Adaptive Policy Synchronization for Scalable Reinforcement Learning
This addresses the challenge of scalable RL for researchers and practitioners using distributed systems, though it appears incremental as it builds on existing frameworks like Gymnasium.
The paper tackles the problem of scaling reinforcement learning across distributed machines by introducing ClusterEnv, a lightweight interface that uses the DETACH pattern and Adaptive Policy Synchronization (APS) to reduce synchronization overhead while maintaining performance, with experiments on discrete control tasks showing APS cuts this overhead effectively.
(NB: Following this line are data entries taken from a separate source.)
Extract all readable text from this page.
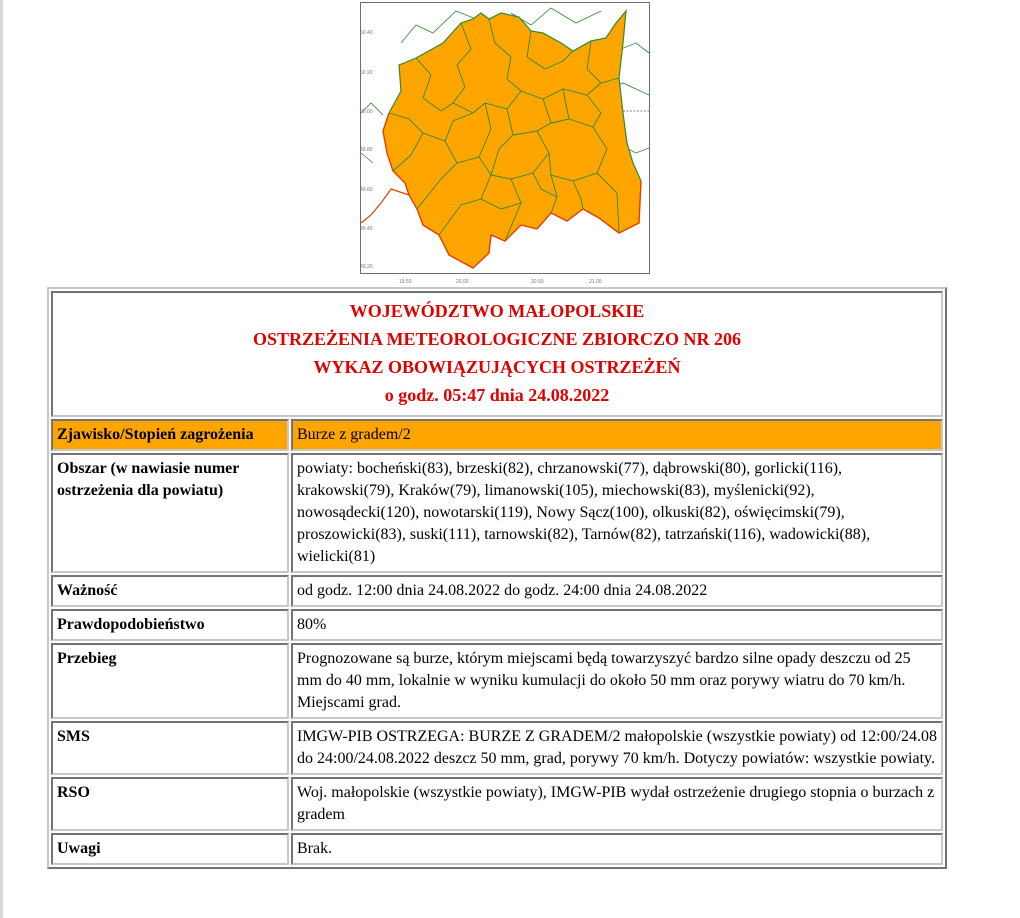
50.40
50.20
50.00
49.80
49.60
49.40
49.20
19.50	20.00	20.50	21.00
WOJEWÓDZTWO MAŁOPOLSKIE
OSTRZEŻENIA METEOROLOGICZNE ZBIORCZO NR 206
WYKAZ OBOWIĄZUJĄCYCH OSTRZEŻEŃ
o godz. 05:47 dnia 24.08.2022	

Zjawisko/Stopień zagrożenia	Burze z gradem/2
Obszar (w nawiasie numer ostrzeżenia dla powiatu)	powiaty: bocheński(83), brzeski(82), chrzanowski(77), dąbrowski(80), gorlicki(116), krakowski(79), Kraków(79), limanowski(105), miechowski(83), myślenicki(92), nowosądecki(120), nowotarski(119), Nowy Sącz(100), olkuski(82), oświęcimski(79), proszowicki(83), suski(111), tarnowski(82), Tarnów(82), tatrzański(116), wadowicki(88), wielicki(81)
Ważność	od godz. 12:00 dnia 24.08.2022 do godz. 24:00 dnia 24.08.2022
Prawdopodobieństwo	80%
Przebieg	Prognozowane są burze, którym miejscami będą towarzyszyć bardzo silne opady deszczu od 25 mm do 40 mm, lokalnie w wyniku kumulacji do około 50 mm oraz porywy wiatru do 70 km/h. Miejscami grad.
SMS	IMGW-PIB OSTRZEGA: BURZE Z GRADEM/2 małopolskie (wszystkie powiaty) od 12:00/24.08 do 24:00/24.08.2022 deszcz 50 mm, grad, porywy 70 km/h. Dotyczy powiatów: wszystkie powiaty.
RSO	Woj. małopolskie (wszystkie powiaty), IMGW-PIB wydał ostrzeżenie drugiego stopnia o burzach z gradem
Uwagi	Brak.
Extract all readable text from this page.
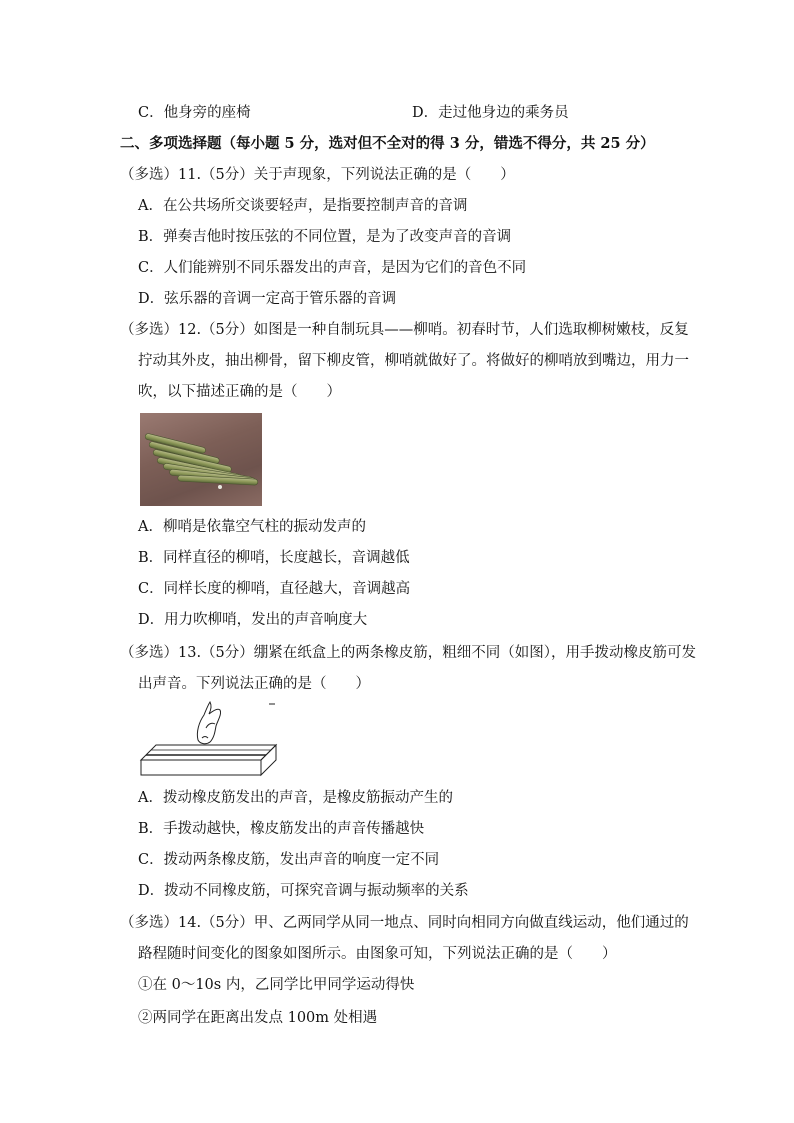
C．他身旁的座椅	D．走过他身边的乘务员
二、多项选择题（每小题 5 分，选对但不全对的得 3 分，错选不得分，共 25 分）
（多选）11.（5分）关于声现象，下列说法正确的是（　　）
A．在公共场所交谈要轻声，是指要控制声音的音调
B．弹奏吉他时按压弦的不同位置，是为了改变声音的音调
C．人们能辨别不同乐器发出的声音，是因为它们的音色不同
D．弦乐器的音调一定高于管乐器的音调
（多选）12.（5分）如图是一种自制玩具——柳哨。初春时节，人们选取柳树嫩枝，反复
拧动其外皮，抽出柳骨，留下柳皮管，柳哨就做好了。将做好的柳哨放到嘴边，用力一
吹，以下描述正确的是（　　）
A．柳哨是依靠空气柱的振动发声的
B．同样直径的柳哨，长度越长，音调越低
C．同样长度的柳哨，直径越大，音调越高
D．用力吹柳哨，发出的声音响度大
（多选）13.（5分）绷紧在纸盒上的两条橡皮筋，粗细不同（如图），用手拨动橡皮筋可发
出声音。下列说法正确的是（　　）
A．拨动橡皮筋发出的声音，是橡皮筋振动产生的
B．手拨动越快，橡皮筋发出的声音传播越快
C．拨动两条橡皮筋，发出声音的响度一定不同
D．拨动不同橡皮筋，可探究音调与振动频率的关系
（多选）14.（5分）甲、乙两同学从同一地点、同时向相同方向做直线运动，他们通过的
路程随时间变化的图象如图所示。由图象可知，下列说法正确的是（　　）
①在 0～10s 内，乙同学比甲同学运动得快
②两同学在距离出发点 100m 处相遇
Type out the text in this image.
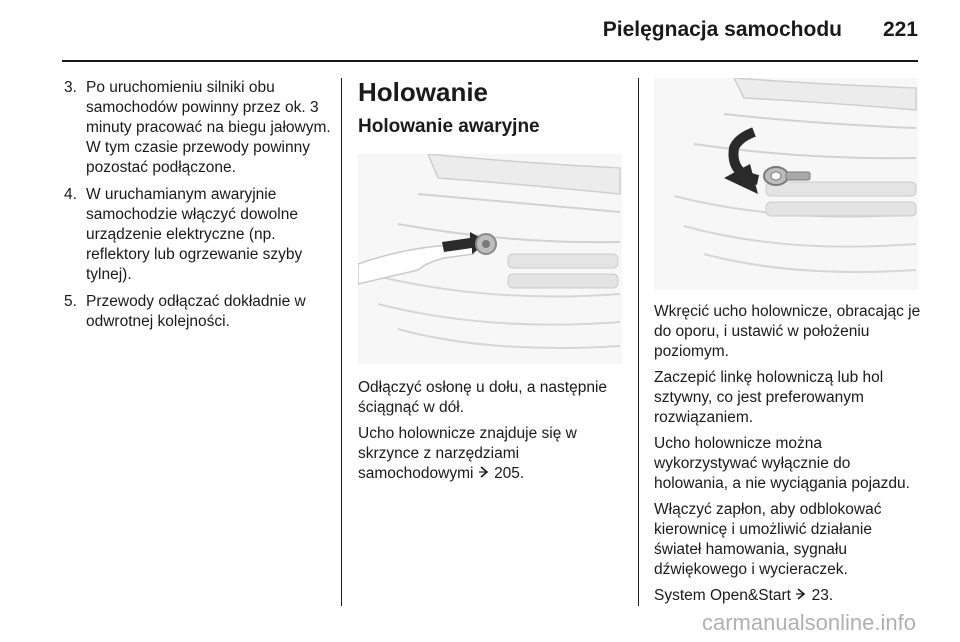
Pielęgnacja samochodu 221
3. Po uruchomieniu silniki obu samochodów powinny przez ok. 3 minuty pracować na biegu jałowym. W tym czasie przewody powinny pozostać podłączone.
4. W uruchamianym awaryjnie samochodzie włączyć dowolne urządzenie elektryczne (np. reflektory lub ogrzewanie szyby tylnej).
5. Przewody odłączać dokładnie w odwrotnej kolejności.
Holowanie
Holowanie awaryjne

Odłączyć osłonę u dołu, a następnie ściągnąć w dół.

Ucho holownicze znajduje się w skrzynce z narzędziami samochodowymi 205.

Wkręcić ucho holownicze, obracając je do oporu, i ustawić w położeniu poziomym.

Zaczepić linkę holowniczą lub hol sztywny, co jest preferowanym rozwiązaniem.

Ucho holownicze można wykorzystywać wyłącznie do holowania, a nie wyciągania pojazdu.

Włączyć zapłon, aby odblokować kierownicę i umożliwić działanie świateł hamowania, sygnału dźwiękowego i wycieraczek.

System Open&Start 23.

carmanualsonline.info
Scaling reinforcement learning (RL) often requires running environments across many machines, but most frameworks tie simulation, training, and infrastructure into rigid systems. We introduce ClusterEnv, a lightweight interface for distributed environment execution that preserves the familiar Gymnasium API. ClusterEnv uses the DETACH pattern, which moves environment reset() and step() operations to remote workers while keeping learning centralized. To reduce policy staleness without heavy communication, we propose Adaptive Policy Synchronization (APS), where workers request updates only when divergence from the central learner grows too large. ClusterEnv supports both on- and off-policy methods, integrates into existing training code with minimal changes, and runs efficiently on clusters. Experiments on discrete control tasks show that APS maintains performance while cutting synchronization overhead. Source code is available at https://github.com/rodlaf/ClusterEnv.